Agonist, e.g., histamine binds to its H1 receptor (H1R) and activates the G-protein Gq, which inturn activates membrane bound phospholipase C(PLc) that hydrolyses phosphatidyl inositol 4,5-bisphosphate (PIP2), a membrane bound phospholipid.
The product inositol 1,4,5-transphoshategid (IP3) and diacyglycerol (DAG) act as second messengers. The primary action of IP3 is facilitation of Ca2+ mobilisation from intracellular organellar pools, while DAG in conjunction with Ca2+ activates protein kinase C (PKc) which phosphorylates and alters the activity of a number of functional and structural proteins.
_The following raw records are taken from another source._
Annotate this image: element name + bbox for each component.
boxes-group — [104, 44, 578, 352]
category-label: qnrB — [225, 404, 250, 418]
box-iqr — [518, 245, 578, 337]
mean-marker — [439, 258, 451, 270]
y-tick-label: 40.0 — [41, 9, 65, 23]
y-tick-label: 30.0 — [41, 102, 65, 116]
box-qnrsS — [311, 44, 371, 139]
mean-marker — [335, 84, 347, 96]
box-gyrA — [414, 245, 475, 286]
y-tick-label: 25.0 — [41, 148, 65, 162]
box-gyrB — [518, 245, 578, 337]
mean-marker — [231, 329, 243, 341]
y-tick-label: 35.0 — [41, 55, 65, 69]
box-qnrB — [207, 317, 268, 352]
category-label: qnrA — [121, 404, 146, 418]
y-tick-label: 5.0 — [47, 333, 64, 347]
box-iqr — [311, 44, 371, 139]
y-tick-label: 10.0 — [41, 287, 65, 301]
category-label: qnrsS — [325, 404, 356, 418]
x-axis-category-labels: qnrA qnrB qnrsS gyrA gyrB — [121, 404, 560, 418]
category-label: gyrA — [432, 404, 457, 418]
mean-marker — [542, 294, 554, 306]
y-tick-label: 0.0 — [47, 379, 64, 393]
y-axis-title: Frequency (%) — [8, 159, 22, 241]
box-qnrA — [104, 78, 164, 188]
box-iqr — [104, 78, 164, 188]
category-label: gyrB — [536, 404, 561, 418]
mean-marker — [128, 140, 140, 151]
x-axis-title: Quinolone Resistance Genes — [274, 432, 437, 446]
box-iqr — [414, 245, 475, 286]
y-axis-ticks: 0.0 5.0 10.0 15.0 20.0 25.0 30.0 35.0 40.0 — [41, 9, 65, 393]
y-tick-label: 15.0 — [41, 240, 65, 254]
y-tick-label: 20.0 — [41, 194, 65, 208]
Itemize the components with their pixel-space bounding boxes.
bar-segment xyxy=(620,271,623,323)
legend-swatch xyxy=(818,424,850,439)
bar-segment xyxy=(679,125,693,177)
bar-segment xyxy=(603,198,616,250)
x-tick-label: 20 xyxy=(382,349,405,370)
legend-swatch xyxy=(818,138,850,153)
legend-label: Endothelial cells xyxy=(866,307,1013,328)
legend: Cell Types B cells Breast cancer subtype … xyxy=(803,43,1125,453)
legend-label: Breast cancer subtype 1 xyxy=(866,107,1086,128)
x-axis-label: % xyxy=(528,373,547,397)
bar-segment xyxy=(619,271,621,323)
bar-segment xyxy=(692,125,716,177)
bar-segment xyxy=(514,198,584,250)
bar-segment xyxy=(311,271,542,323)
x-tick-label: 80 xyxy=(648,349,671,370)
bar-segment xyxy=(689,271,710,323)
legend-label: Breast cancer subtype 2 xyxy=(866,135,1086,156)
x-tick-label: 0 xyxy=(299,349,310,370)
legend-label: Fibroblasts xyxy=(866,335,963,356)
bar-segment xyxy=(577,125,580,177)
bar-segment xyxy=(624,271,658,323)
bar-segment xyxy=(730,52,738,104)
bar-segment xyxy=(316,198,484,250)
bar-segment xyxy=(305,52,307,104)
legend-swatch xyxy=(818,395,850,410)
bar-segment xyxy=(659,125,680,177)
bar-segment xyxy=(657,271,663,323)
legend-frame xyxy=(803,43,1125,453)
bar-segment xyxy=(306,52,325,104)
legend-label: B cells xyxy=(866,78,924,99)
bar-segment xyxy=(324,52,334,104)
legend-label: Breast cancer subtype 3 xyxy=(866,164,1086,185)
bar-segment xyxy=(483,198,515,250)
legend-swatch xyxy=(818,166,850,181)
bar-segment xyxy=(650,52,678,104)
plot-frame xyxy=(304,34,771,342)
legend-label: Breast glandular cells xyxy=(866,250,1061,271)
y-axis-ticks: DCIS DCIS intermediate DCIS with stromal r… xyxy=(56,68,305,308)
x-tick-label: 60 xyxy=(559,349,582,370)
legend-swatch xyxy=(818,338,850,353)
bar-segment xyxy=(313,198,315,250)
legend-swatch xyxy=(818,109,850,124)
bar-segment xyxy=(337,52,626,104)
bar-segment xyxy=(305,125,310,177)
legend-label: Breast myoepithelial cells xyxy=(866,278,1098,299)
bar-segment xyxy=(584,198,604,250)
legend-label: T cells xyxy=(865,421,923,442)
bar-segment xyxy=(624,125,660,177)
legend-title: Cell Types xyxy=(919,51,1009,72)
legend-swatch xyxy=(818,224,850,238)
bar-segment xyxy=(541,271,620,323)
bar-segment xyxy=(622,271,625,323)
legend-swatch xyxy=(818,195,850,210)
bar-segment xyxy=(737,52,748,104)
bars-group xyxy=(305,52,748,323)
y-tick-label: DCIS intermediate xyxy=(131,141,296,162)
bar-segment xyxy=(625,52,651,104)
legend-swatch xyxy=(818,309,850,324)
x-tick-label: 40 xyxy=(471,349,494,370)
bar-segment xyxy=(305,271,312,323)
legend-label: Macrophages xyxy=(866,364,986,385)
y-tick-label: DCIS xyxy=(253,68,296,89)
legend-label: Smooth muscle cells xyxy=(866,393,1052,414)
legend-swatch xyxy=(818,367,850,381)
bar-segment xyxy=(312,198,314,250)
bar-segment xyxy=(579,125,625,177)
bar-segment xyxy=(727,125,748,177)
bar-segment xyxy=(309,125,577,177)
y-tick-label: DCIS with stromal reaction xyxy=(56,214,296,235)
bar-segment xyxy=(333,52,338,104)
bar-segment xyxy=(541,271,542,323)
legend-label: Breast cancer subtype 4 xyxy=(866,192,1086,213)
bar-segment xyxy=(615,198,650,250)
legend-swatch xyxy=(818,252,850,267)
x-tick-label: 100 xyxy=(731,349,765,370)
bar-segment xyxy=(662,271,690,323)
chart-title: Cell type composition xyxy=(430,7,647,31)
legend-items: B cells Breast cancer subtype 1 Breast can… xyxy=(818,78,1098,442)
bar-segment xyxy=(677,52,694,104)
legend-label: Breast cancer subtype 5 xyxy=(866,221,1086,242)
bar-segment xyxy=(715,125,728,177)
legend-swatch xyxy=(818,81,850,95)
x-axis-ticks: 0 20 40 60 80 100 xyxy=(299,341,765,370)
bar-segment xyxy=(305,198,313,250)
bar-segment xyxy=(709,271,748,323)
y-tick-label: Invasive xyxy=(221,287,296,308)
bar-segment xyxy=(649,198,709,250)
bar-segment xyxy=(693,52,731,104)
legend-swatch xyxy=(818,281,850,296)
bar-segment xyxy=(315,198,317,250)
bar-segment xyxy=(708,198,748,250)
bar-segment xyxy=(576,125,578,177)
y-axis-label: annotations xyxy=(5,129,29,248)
Cytosolic Ca2+ is a veritable messenger: combines with calmodulin (CAM) to activate myosin light chain kinase (MLCK) inducing contraction, and another important regulator calcium-calmodulin piotein kinase (CCPK). Several other effectors are regulated by Ca2+ in a CAM dependent or independent manner.
Channel Regulation: The opening and closing of ionic channels specific for Ca2+, K+ or Na+ are regulated by activated G-proteins. Thus the level of intracellular Ca2+ is either altered, or it undergoes hyperpolarisation or depolarisation.
For example, in the myocardium and skeletal muscles, the Gs opens Ca2+ channels, whereas, Gi and G0 open K+ channels in heart and smooth muscle but closes neuronal Ca2+ channels.
Regulation of Ca2+, K+ and Na+ channels brings about various physiological responses like inotropy, chronotropy, transmitter release, neuronal activity and smooth muscle relaxation.